FIGHTER PILOT’s HEAVEN
Flight Testing the Early Jets
Signed by Colonel Donald S Lopez
Inscribed & signed on the front end paper by
Colonel Don Lopez
For Frank Owens (Director NASA Education Division)
With gratitude for the excellent support you and your staff
have provided for the ‘How Things Fly’ exhibit. Another example
of the fine cooperation NASM has always received from NASA
Best wishes
Don Lopez (Director Smithsonian NASM)
Smithsonian Institution Press First edition 1995. 223 pages and well illustrated with photographs.
a Very Fine condition hardback book in two-tone black/blue boards with gilt titles and a Fine condition dustjacket. As new.
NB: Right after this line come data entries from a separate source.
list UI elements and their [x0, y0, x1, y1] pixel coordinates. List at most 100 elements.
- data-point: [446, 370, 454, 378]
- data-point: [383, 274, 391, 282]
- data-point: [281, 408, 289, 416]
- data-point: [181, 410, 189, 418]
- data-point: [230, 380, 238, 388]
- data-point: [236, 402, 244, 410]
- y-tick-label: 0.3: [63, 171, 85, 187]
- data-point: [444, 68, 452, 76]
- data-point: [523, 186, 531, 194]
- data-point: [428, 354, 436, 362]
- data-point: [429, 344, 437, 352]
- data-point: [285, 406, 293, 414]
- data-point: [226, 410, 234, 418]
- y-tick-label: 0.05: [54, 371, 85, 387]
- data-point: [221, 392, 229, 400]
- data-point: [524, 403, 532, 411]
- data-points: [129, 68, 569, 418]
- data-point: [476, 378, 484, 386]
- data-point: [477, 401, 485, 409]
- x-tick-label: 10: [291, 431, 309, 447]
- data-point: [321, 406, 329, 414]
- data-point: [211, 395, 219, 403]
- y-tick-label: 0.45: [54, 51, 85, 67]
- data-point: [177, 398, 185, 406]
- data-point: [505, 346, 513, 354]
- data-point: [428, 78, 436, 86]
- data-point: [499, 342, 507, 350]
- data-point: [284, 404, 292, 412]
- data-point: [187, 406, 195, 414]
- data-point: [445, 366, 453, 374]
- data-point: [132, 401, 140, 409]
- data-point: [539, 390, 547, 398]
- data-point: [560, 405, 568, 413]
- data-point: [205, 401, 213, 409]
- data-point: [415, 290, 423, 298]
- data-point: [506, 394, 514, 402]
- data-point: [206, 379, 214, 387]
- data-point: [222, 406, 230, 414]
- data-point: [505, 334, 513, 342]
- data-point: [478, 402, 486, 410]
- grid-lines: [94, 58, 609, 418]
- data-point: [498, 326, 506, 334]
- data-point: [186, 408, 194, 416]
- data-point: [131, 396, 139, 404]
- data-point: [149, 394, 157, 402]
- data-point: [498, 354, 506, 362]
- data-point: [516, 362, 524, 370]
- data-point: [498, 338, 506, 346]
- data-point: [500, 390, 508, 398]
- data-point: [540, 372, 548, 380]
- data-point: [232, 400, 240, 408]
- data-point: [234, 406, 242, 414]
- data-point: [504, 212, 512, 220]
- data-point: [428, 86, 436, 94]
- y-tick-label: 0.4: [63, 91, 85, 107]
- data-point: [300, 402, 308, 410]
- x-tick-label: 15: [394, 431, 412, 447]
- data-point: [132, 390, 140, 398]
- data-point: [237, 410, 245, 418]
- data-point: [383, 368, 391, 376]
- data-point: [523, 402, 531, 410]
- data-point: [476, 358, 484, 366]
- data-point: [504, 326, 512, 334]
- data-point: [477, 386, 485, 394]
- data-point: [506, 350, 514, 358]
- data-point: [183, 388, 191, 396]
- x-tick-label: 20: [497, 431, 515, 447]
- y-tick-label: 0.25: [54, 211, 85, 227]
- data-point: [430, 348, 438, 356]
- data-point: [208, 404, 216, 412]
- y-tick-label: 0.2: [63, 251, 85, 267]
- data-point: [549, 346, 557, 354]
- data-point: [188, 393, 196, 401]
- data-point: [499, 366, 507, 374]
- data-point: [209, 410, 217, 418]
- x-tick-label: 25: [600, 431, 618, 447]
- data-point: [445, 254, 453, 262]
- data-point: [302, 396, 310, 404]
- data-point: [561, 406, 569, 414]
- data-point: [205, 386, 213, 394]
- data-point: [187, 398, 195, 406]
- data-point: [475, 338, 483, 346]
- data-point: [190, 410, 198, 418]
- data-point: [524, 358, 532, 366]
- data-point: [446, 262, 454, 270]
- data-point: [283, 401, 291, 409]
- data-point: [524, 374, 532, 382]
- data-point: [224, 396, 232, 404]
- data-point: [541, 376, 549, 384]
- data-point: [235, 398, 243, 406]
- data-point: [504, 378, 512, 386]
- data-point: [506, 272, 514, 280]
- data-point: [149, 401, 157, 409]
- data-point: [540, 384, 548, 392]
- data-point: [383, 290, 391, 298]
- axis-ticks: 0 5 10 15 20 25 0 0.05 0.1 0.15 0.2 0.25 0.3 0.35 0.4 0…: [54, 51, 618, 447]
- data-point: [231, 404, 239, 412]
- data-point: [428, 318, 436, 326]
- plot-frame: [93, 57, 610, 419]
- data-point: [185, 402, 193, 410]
‘Fighter Pilot’s Heaven’ presents the dramatic inside story of the American military’s transition into the jet age, as told by a flyer whose life depended on its success. With colourful anecdotes about fellow pilots as well as precise technical information, Donald S. Lopez describes how it was to be “behind the stick” as a test pilot from 1945 to 1950, when the U.S. military was shifting from war to peacetime operations and from propeller to jet aircraft.
An ace pilot who had served with Gen. Claire Chennault’s Flying Tiger Fighter Group, Lopez was assigned at the close of World War II to the elite Proof Test Group of the Air Proving Ground Command. Located at Eglin Field (later Eglin Air Force Base) in Florida, the group determined the operational suitability of Air Force weapons systems and aircraft and tested the first operational jet, the P-80 Shooting Star. Jet fighters required new techniques, tactics, and weaponry. Lopez recounts historic test flights in the P-59, P-80, and P-84, among other planes, describing complex combat manoeuvres, hair-raising landings in unusual positions, and disastrous crashes and near crashes. This memoir is peppered with lively accounts of many pilots and their colleagues, revealing how airmen coped with both exhilarating successes and sometimes tragic failures.
Don Lopez had a distinguished post air force career as a Director of the Aeronautics department of the Smithsonian National Air & Space Museum and wrote several books including his experiences with the Flying Tigers ~ ‘Into the Teeth of the Tiger’.
An interesting read about a fascinating period in aviation history!